Judge Patrick Bromley wonders where Dave, Darrell, Barry, Jerrod, and Brandi are.
Will their first contact be their last?
The new sci-fi horror movie Storage 24 feels like the logical result of the well running dry. We've had monsters in houses and we've had monsters in caves. We've had monsters on spaceships and monsters in museums. What we haven't had before now is a monster in a public storage facility. This appears to be the only jumping off point for Storage 24. It is not enough to carry a movie.
Noel Clarke (Doctor Who's Mickey, who also co-wrote the screenplay) stars as Charlie, one of a group of friends who are trapped in a storage facility when a military plane crashes in London and loses its classified cargo. Can you guess what the cargo is? Spoilers: it's a monster. Making matters worse is that one of the people with whom Charlie is trapped is his ex-girlfriend Shelley (Antonia Campbell-Hughes, The Other Side of Sleep), and that she's been keep secrets about at least one of the other friends in the group. That means in addition to battling a murderous monster, there's going to be lots of petty relationship squabbling and self-indulgent moping. Scary!

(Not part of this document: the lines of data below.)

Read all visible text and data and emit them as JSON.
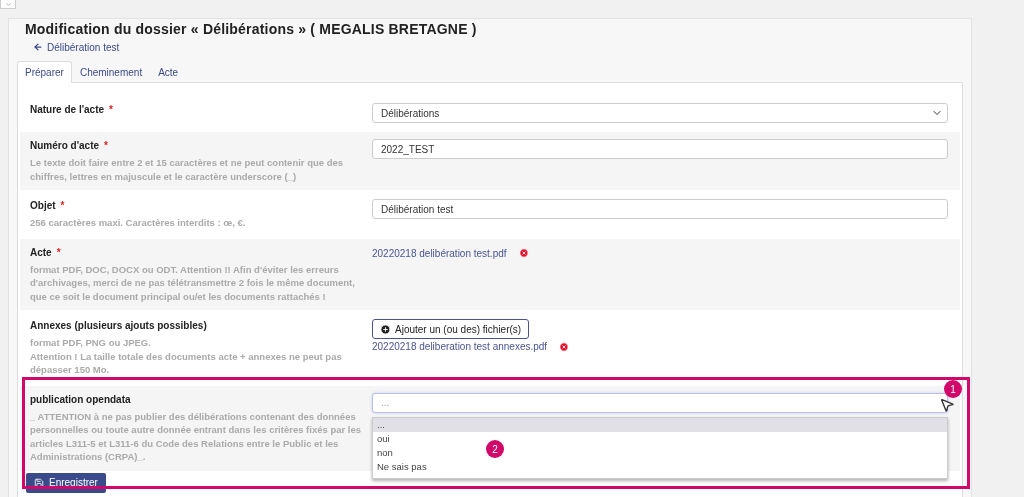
{
  "title": "Modification du dossier « Délibérations » ( MEGALIS BRETAGNE )",
  "back_link": "Délibération test",
  "tabs": [
    {
      "label": "Préparer",
      "selected": true
    },
    {
      "label": "Cheminement",
      "selected": false
    },
    {
      "label": "Acte",
      "selected": false
    }
  ],
  "fields": [
    {
      "kind": "select",
      "label": "Nature de l'acte",
      "required_mark": "*",
      "value": "Délibérations"
    },
    {
      "kind": "input",
      "label": "Numéro d'acte",
      "required_mark": "*",
      "help": "Le texte doit faire entre 2 et 15 caractères et ne peut contenir que des chiffres, lettres en majuscule et le caractère underscore (_)",
      "value": "2022_TEST"
    },
    {
      "kind": "input",
      "label": "Objet",
      "required_mark": "*",
      "help": "256 caractères maxi. Caractères interdits : œ, €.",
      "value": "Délibération test"
    },
    {
      "kind": "file",
      "label": "Acte",
      "required_mark": "*",
      "help": "format PDF, DOC, DOCX ou ODT. Attention !! Afin d'éviter les erreurs d'archivages, merci de ne pas télétransmettre 2 fois le même document, que ce soit le document principal ou/et les documents rattachés !",
      "file": "20220218 delibération test.pdf"
    },
    {
      "kind": "upload",
      "label": "Annexes (plusieurs ajouts possibles)",
      "help": "format PDF, PNG ou JPEG.\nAttention ! La taille totale des documents acte + annexes ne peut pas dépasser 150 Mo.",
      "button": "Ajouter un (ou des) fichier(s)",
      "file": "20220218 deliberation test annexes.pdf"
    },
    {
      "kind": "combo",
      "label": "publication opendata",
      "help": "_ ATTENTION à ne pas publier des délibérations contenant des données personnelles ou toute autre donnée entrant dans les critères fixés par les articles L311-5 et L311-6 du Code des Relations entre le Public et les Administrations (CRPA)_.",
      "placeholder": "...",
      "options": [
        {
          "label": "...",
          "selected": true
        },
        {
          "label": "oui",
          "selected": false
        },
        {
          "label": "non",
          "selected": false
        },
        {
          "label": "Ne sais pas",
          "selected": false
        }
      ]
    }
  ],
  "save_button": "Enregistrer",
  "annotations": [
    "1",
    "2"
  ]
}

Storage 24 is about as unremarkable as horror movies come. Though clearly shot for little money, the scope is small enough that director Johannes Roberts (whose previous films include Hellbreeder, Darkhunters and Forest of the Damned) manages a grasp that matches his reach. But as a result of that small scope, this is a monster movie without much monster in it; it's much more about four friends working out their issues (or, more accurately, three friends and one extraneous blonde woman who is very pretty but who is in the movie for no apparent reason, as she has no character to play and serves the story in no way). Had these characters been sympathetic or likable, the movie might work; I'm on board for a small ensemble character piece that suddenly turns into a horror movie. That's not what this is.
While it's never actually funny, the film at least seems to have a sense of humor about itself. Sometimes it tries too hard for humor, possibly in the hopes that it will someday engender a cult following, but trying to play this material completely straight would more than likely been disastrous. Still, the humor doesn't work—it just gives the movie some self-awareness. The best thing that Storage 24 has going for it is a decent but uninspired monster (it's mostly a guy in a suit) and some brief but crazy gore, even though it's CG-enhanced. However, recommending the whole movie on the basis of one or two kills would be like suggesting you watch a porn because there is 11 seconds of sex in it. We should expect more from our horror movies.
The Blu-ray of Storage 24 from Magnolia is on par with the rest of the genre efforts they have put out in recent years: the 1080p transfer is sharp and handles the film's general darkness well, rarely succumbing to crush and still managing to boast some good fine detail. Once again, it's obvious that the movie was shot on digital, giving everything a TV-esque sheen that makes me long for film, but it's a good looking film despite its low-budget roots. The lossless DTS-HD audio track boasts some clever sound design, putting the surround channels to good us from time to time and delivering the dialogue clearly.
Writer/star Noel Clarke and director Roberts sit down for a commentary that's agreeable enough, covering basic aspects of the production and joking around a little. It's fine, but in an age when every single movie now comes with a commentary track, there's not enough time in the day to waste on just another average commentary. A collection of deleted scenes adds very little, while a collection of video blogs offer some behind-the-scenes glimpses of what it was like on the set. The best feature is a group of featurettes that gives a good sense of making the movie, from the creature design to the execution; at times, the documentary is a more enjoyable watch than the movie itself. Also included a gallery of production photos and a collection of trailers for the movie.
Supposedly, Storage 24 is now the second lowest-grossing movie of all time, having racked up $72 on one screen (I believe in my hometown of Chicago). That's a funny badge of honor, but shouldn't be taken as a reflection of the movie's quality. I didn't really like Storage 24, but it's as good or better as movies that have made millions. Besides, the low budget and claustrophobic setting of the film make it better suited for home viewing, where it will eventually find its audience. It's utterly generic, but a guy does get his jaw ripped off. That was pretty cool.